La persona encargada de este caso es el detective Cha Su-yeol (Jang Dong-yoon), quien es considerado un problema dentro de la policía. Su-yeol es un investigador capaz, pero siempre es problemático debido a su represión excesiva y su ira desmedida. Como un lanzallamas que no está bien dirigido, reacciona intensamente al crimen y quiere estar del lado de las víctimas más que nadie, pero ha estado al borde de cruzar la línea varias veces debido a su incapacidad para controlar sus emociones. Su superior, el inspector Choi Joong-ho (Jo Sung-ha), le da a Su-yeol una especie de última oportunidad a raíz de este caso de asesinato imitador. Al principio, Su-yeol sigue la evidencia con frialdad como de costumbre, pero pronto se enfrenta a la dura realidad de que el caso Mantis está profundamente entrelazado con él. La Mantis Jeong I-shin es, de hecho, su madre. Esta ironía del destino, que podría verse en una tragedia griega, es tan cruel como si Edipo volviera a aparecer vestido con el uniforme de un detective moderno de Corea.

El drama no se apresura a consumir esta impactante configuración, sino que eleva lentamente la línea emocional de Su-yeol. Su-yeol es un personaje que ha crecido en medio de la violencia y el miedo desde su infancia. La violencia que ocurría en su hogar, las verdades cubiertas bajo el nombre de religión y honor, y el hecho de que su madre resultó ser una asesina en serie han sacudido su vida por completo. Su-yeol ha definido a su madre como un 'monstruo' y ha vivido cortando todas las relaciones, pero nunca puede escapar del hecho de que él mismo se ha convertido en alguien cercano a la violencia. En algún lugar entre los genes y el entorno, se pregunta cada mañana frente al espejo: "¿Me parezco a mi madre, o simplemente me he arruinado por su culpa?"

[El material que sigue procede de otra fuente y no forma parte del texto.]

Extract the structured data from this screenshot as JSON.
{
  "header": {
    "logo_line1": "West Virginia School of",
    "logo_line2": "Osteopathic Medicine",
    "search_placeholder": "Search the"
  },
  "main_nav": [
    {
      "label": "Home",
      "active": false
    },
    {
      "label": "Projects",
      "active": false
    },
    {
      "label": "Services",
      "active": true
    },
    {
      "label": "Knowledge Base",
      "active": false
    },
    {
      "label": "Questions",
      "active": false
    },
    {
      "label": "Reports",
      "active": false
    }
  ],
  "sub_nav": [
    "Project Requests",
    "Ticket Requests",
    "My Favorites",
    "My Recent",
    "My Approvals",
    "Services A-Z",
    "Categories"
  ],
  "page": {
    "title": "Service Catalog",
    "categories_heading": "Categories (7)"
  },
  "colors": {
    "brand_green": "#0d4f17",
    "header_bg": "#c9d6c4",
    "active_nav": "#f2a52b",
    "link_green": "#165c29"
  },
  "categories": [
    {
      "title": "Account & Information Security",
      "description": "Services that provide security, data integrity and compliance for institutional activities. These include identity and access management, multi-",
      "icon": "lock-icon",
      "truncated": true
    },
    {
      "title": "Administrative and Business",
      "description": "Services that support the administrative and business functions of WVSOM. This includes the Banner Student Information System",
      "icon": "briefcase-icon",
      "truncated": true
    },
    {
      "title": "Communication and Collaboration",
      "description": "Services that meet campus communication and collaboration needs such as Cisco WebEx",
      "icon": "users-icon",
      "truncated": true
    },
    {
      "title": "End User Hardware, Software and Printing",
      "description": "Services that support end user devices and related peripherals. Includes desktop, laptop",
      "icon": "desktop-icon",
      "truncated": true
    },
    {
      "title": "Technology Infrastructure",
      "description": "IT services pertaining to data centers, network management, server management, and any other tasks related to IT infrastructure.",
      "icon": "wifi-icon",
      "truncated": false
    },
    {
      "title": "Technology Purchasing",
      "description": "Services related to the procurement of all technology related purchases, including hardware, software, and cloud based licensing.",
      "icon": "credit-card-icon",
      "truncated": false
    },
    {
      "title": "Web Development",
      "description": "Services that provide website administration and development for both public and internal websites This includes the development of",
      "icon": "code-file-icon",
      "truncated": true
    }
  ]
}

Bailando con el diablo: La retorcida relación madre-hijo
La investigación del asesinato imitador no avanza fácilmente. El criminal parece moverse como si conociera los movimientos de la policía, dejando pistas, y cada crimen reproduce meticulosamente escenas específicas del caso Mantis. En este proceso, el equipo de investigación toma una decisión peligrosa. Deciden involucrar a la verdadera Mantis, Jeong I-shin, en la investigación. Como si consultaran a Hannibal Lecter, reconocen que necesitan el conocimiento del demonio. Jeong I-shin presenta condiciones con una expresión fría y sin emociones. Para que ella ayude, su hijo, Cha Su-yeol, debe estar profundamente involucrado en la investigación. Es el momento en que comienza la variación más extraña de la maternidad.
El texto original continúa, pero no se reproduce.